Le presentazioni neurologiche più frequenti sono diminuzione del livello di coscienza e atassia, seguite da vertigini, confusione, agitazione, disartria, nistagmo, mal di testa, convulsioni e altri risultati associati alla sindrome serotoninergica. Gli effetti cardiaci, che sono meno frequenti, includono la tachicardia sinusale e l’allargamento del QRS e del QTc, con il conseguente rischio di aritmia.1 Nausea, vomito ed esantema sono anche frequenti.

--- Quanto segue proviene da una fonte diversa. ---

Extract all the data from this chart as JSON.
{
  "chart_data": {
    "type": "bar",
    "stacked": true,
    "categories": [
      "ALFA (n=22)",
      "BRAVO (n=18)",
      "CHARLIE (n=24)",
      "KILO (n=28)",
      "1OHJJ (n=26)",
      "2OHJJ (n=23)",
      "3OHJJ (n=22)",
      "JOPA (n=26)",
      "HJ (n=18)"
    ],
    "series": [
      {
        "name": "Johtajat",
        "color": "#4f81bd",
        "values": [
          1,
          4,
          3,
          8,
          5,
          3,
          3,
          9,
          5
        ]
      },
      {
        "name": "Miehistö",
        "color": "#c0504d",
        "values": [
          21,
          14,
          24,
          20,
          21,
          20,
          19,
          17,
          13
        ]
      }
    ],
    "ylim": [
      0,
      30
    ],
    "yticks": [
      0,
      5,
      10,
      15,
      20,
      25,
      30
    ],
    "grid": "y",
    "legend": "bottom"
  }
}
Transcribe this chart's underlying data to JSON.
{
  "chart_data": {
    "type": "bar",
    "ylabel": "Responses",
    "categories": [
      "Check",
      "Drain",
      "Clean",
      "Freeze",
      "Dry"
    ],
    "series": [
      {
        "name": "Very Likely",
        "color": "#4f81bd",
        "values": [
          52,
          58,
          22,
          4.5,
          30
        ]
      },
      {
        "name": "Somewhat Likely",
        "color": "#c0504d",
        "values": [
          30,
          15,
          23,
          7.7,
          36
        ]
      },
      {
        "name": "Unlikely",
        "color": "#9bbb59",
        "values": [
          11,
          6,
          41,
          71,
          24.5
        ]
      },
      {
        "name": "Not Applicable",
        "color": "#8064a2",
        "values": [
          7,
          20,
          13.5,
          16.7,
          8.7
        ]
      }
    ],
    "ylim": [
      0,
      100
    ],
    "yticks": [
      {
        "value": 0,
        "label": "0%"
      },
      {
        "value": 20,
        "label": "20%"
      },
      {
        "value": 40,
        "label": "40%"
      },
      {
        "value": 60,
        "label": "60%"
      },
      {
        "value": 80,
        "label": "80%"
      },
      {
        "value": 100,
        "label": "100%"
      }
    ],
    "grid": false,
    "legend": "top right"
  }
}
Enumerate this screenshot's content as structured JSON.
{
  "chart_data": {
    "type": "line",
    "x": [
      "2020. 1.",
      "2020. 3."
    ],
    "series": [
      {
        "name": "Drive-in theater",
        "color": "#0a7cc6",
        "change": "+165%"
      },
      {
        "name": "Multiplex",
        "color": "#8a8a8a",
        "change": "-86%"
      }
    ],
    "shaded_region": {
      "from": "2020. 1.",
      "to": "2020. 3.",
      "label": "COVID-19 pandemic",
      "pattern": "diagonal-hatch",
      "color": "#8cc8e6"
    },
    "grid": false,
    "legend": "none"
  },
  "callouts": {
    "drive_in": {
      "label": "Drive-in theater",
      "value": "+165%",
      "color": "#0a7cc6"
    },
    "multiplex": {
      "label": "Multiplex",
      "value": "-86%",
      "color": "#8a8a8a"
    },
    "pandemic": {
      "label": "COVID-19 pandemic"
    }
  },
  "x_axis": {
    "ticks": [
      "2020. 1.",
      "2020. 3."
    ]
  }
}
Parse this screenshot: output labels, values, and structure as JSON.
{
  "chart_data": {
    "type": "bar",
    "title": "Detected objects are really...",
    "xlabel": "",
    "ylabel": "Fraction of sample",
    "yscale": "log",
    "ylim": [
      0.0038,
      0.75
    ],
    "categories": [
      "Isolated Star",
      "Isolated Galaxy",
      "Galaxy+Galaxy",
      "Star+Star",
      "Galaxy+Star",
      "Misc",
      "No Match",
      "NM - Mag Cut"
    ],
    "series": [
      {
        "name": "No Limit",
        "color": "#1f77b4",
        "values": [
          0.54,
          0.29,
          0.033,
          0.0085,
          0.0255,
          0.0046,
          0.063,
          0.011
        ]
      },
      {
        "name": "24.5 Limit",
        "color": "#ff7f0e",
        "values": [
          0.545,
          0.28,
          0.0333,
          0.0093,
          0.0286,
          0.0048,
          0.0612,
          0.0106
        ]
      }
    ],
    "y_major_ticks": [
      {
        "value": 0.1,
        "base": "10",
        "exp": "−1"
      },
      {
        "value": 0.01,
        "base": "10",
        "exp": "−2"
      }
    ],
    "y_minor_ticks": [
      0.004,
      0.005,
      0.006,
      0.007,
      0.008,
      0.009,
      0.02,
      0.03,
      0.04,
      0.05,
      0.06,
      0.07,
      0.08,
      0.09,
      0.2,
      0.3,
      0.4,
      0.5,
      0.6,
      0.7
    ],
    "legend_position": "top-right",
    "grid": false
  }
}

Nel caso del nostro paziente, un livello alterato di coscienza e un clono spontaneo prolungato possono essere considerati parte di una sindrome serotoninergica, che soddisfa i criteri di Hunter per questa diagnosi,4 oltre all’acidosi lattica, leggera febbre senza fuoco apparente e leucocitosi isolata, che si è normalizzata nelle prime 24 ore. Ha anche presentato altri sintomi neurologici polimorfici, in particolare nistagmo, atassia e disartria. In termini di manifestazioni cardiache, ha presentato solo tachicardia sinusale auto-limitata. Sebbene non sia stato assistito, il morso della lingua e la limitata reattività al basale potrebbero essere stati associati a un attacco, che è coerente con l’azione convulsiva parossistica di overdose di alcuni AEDs.1,3

Il nostro trattamento è stato esclusivamente sintomatico a causa del tempo trascorso. Tuttavia, la decontaminazione gastrointestinale è possibile quando i pazienti vengono esaminati precocemente, sebbene la precedente protezione delle vie aeree sia essenziale a causa del rischio di diminuzione del livello di coscienza e presenza di convulsioni. Altri trattamenti utilizzati sono l’alcalinizzazione con bicarbonato di sodio, emulsioni lipidiche per via endovenosa e persino l’emodialisi, sebbene l’esperienza pubblicata sia limitata.1,3

In conclusione, il nostro caso esemplifica la presentazione polimorfica dell’intossicazione da lamotrigina. A causa della vasta gamma di sintomi neurologici e dell’associazione con la sindrome serotoninergica, lo consideriamo un buon esempio per illustrare gli effetti avversi di un farmaco usato frequentemente che, in assenza di sospetto, può essere pericoloso per la vita.